Le principali zone di produzione si trovano nel Genovesato nelle aree aventi formazione dolomitica corrispondenti alle zone di Sestri Ponente (Monte Gazzo), di Cogoleto, e nel Savonese, in corrispondenza del giacimento dolomitico del Monte Mao (Vado Ligure), nonché, esempi minori, sussistono anche nei territorio della Spezia e di Imperia.
La produzione della calce si è sviluppata nei siti in cui sono presenti affioramenti di calcari o dolomie in prossimità di comode vie di comunicazione ma, a livello di produzione “artigianale” e solo per esclusivo uso locale, anche in siti difficilmente raggiungibili.
L’affioramento della roccia e la possibilità di trasporto del prodotto sono da sempre state condizioni necessarie allo sviluppo dei siti produttivi, in quanto il prodotto finale, rispetto ad altri materiali edili, non era costoso e i produttori non sarebbero riusciti ad ammortizzare gli alti costi di escavazione o di trasporto legati all’approvvigionamento in siti distanti dal luogo di impiego. La presenza nei dintorni della città di Genova di un unico rilievo di formazione dolomitica, unita all’abbondanza e all’ottima qualità della pietra da calce ivi cavata, hanno determinato lo sfruttamento ininterrotto di tale risorsa almeno a partire dal XII secolo.
Una così intensa attività produttiva ha modificato nei secoli il territorio, alternandone l’aspetto e disseminandolo di tracce e manufatti, che testimoniano l’avvicendamento dei siti di cava e l’evoluzione dei tipi di fornace.
Ancora oggi sono visibili sui fianchi del monte alcune cave storiche, anche se le coltivazioni più recenti hanno in parte cancellato le più antiche, impedendo di riconoscere geometrie e segni lasciati dai cavatori.
Undici fornaci da calce, ancora oggi sopravvissute ai margini della città, in un tessuto ancora poco urbanizzato, facevano parte in origine di un insieme più ampio che si estendeva anche ai litorali di Sestri Ponente e Cornigliano. In seguito all’urbanizzazione ottocentesca, che ampliò notevolmente gli abitati costieri in un graduale e ostinato contendere di spazio alle alture dell’entroterra, il numero delle fornaci si è progressivamente ridotto.
Rimangono tuttavia numerosi toponimi tra i quali Calcinare, Bianchetta, Fornace, Bric la Bianca, che individuano ancora oggi zone di estrazione di pietre e produzione della calce.
Le calcinare sopravvissute si trovano a Sestri Ponente e in particolare sotto i versanti meridionali e orientali del Monte Gazzo. Il Monte è costituito da calcare dolomitico con solcature di carbonato di magnesio accentrato in vene formazione marina.
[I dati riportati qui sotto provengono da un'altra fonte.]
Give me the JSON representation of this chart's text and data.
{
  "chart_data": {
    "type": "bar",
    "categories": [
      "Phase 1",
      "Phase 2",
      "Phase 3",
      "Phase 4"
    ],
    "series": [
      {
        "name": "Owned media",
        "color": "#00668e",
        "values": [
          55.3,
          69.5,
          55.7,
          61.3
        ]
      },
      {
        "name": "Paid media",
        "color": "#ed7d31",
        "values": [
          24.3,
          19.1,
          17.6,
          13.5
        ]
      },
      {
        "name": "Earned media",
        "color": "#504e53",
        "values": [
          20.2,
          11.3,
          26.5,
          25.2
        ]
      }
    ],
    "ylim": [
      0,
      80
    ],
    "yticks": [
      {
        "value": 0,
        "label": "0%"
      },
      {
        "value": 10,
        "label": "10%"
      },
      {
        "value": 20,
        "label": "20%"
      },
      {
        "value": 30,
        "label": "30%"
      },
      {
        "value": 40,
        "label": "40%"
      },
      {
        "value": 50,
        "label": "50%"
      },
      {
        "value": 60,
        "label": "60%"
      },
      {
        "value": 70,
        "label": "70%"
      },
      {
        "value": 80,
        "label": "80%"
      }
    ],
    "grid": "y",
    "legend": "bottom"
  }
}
Le fornaci, che ancora oggi caratterizzano il paesaggio dell’entroterra di Sestri Ponente sono rimaste in funzione sino agli inizi del ‘900, accanto a nuovi impianti realizzati per rispondere alle richieste di una maggiore quantità di prodotto a costi minori, alla ricerca della competitività con il “nuovo” materiale cemento.
La maggior parte delle unità produttive si compone di una fornace e di una casa attigua con magazzino. Queste ultime sono in genere edifici poveri destinati a essere l’abitazione del fornaciaro, che solitamente aveva la calcinara in locazione e solo raramente ne era il proprietario. La figura del calcinarolo, inteso come colui che produce la calce, già nel ‘200, spesso con coincideva con quella del proprietario della fornace. Si riscontrano molti atti di locazione di fornaci con annesse cave, concessi spesso anche a più di una persona e a volte sub-affittati.
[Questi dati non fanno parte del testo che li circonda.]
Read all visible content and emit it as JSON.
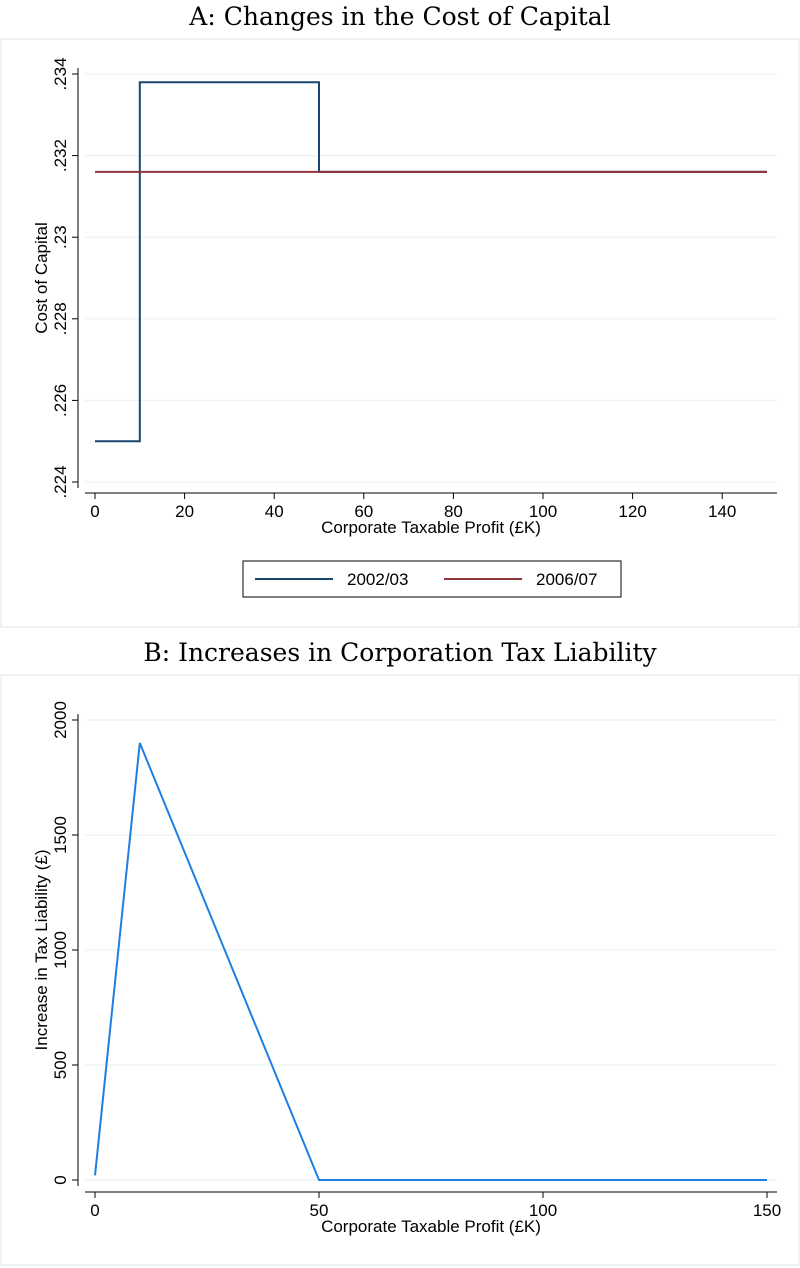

Nei secoli successivi, la produzione vide in Liguria i proprietari delle fornaci entrare con forza nel ciclo della calce.
Si assiste così al passaggio della figura del calcinarolo, che gestisce in prima persona il lavoro alla fornace, all’imprenditore, che organizza l’intera filiera produttiva, il commercio, ed allo stesso tempo, gestisce più di una fornace con una produzione continua.